Things had been so simple in those old winters—so happy. His mother did not sing as she worked, but she did hum to herself, stitching little, old Yule songs together as she threaded ribbon through cookies.

She did not, however, condone talk of Father Christmas in her house—whom she declared, forcefully, was perhaps a man once but was utterly myth now, however goodhearted and well-intended such a figure was for children. She insisted it was incorrect to fill young minds with such nonsensical stories. No man of any kind could steal over their threshold to fill socks over the fire with nuts, or oranges, or any such—

And the room had grown foggy—like a pale smoke had come in off of the snow.

“No man of any kind?” his father had asked, and his mother set down her ribbon in a huff—for the kitchen had been just her and her son until only a moment ago when he stole in over the threshold.

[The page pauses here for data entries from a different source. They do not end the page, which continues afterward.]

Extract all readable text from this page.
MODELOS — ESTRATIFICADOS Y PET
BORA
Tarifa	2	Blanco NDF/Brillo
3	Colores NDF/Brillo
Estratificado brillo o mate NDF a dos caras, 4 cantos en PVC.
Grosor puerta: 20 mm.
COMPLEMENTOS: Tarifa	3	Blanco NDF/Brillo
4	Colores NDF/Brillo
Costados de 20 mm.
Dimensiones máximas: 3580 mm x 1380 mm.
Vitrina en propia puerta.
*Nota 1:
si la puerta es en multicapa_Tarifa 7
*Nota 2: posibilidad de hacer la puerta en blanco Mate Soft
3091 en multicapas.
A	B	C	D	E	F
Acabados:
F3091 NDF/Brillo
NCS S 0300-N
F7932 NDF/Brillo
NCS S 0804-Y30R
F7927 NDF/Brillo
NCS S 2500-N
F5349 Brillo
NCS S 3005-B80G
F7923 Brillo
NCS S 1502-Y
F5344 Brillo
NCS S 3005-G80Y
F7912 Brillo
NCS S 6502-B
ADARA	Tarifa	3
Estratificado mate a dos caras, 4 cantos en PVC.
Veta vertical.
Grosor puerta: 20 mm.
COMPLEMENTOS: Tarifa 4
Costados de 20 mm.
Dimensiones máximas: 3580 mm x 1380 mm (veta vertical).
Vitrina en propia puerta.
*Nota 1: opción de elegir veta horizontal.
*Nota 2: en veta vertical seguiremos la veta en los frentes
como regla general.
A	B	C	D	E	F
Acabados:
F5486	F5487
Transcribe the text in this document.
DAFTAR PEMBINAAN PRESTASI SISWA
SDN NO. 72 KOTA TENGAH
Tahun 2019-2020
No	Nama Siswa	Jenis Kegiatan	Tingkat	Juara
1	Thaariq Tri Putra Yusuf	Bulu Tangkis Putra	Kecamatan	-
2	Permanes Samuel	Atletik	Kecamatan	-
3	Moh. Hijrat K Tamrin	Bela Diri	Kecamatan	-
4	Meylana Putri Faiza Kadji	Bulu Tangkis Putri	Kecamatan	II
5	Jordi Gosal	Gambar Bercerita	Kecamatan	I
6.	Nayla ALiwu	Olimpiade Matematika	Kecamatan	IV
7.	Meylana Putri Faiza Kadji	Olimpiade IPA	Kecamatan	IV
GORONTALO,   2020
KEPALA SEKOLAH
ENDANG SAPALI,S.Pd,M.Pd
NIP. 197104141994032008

He liked to work such magic when it amused him, and this amused him.

“Do not tease me,” his mother told his father, but she was smiling. His father smiled too at her—a tight, secret grin, unguarded, that opened slowly to his wife and his son. He did love them and the place they made—for a man with a dark, traveling castle, there was no place like it.

He came home to them from the road, the castle, always in winter. December announced their time, the only season of the year where the nights were longest and the days came late and left early. Though there was not much singing or feasting in their house and only some candles, burning in little tin cups set among the yule tree’s branches, after Alucard went to bed, his parents would dance and while the longest nights away. They leaned together and swayed to a slow passage of music only they shared—what only lovers hear.

It was a good, sweet time—a good, sweet season—giving him something to look forward to when the taste of winter hit his tongue in his boyhood. A season that permitted joy—even in one little house, and the winter winds held it fast and kept safe.

Alucard lived in no such winters now. The new, cold air now was raw in his throat, and rusty, for the surge of demons did not stop with Gresit. Their toxic scents stormed ahead of them. They would carry on, a red wave on the land, making ruin of its cities, washing its mountains with blood, and swelling the river with corpses.

Alucard thought of that secret grin—that secret music—that played without sound or instrument through the cottage where a fallen prince came to his mother in the darkest nights of the year.

He had been spoiled then. In the rupturing of all he’d known, the utter upset of the world, of justice, he had learned what manner his father was, a form he had never seen in that little house so far from the black reaches of a castle like loomed like mountains in the air.

But he was twenty now, twenty and not alone, and would not be caught innocent again.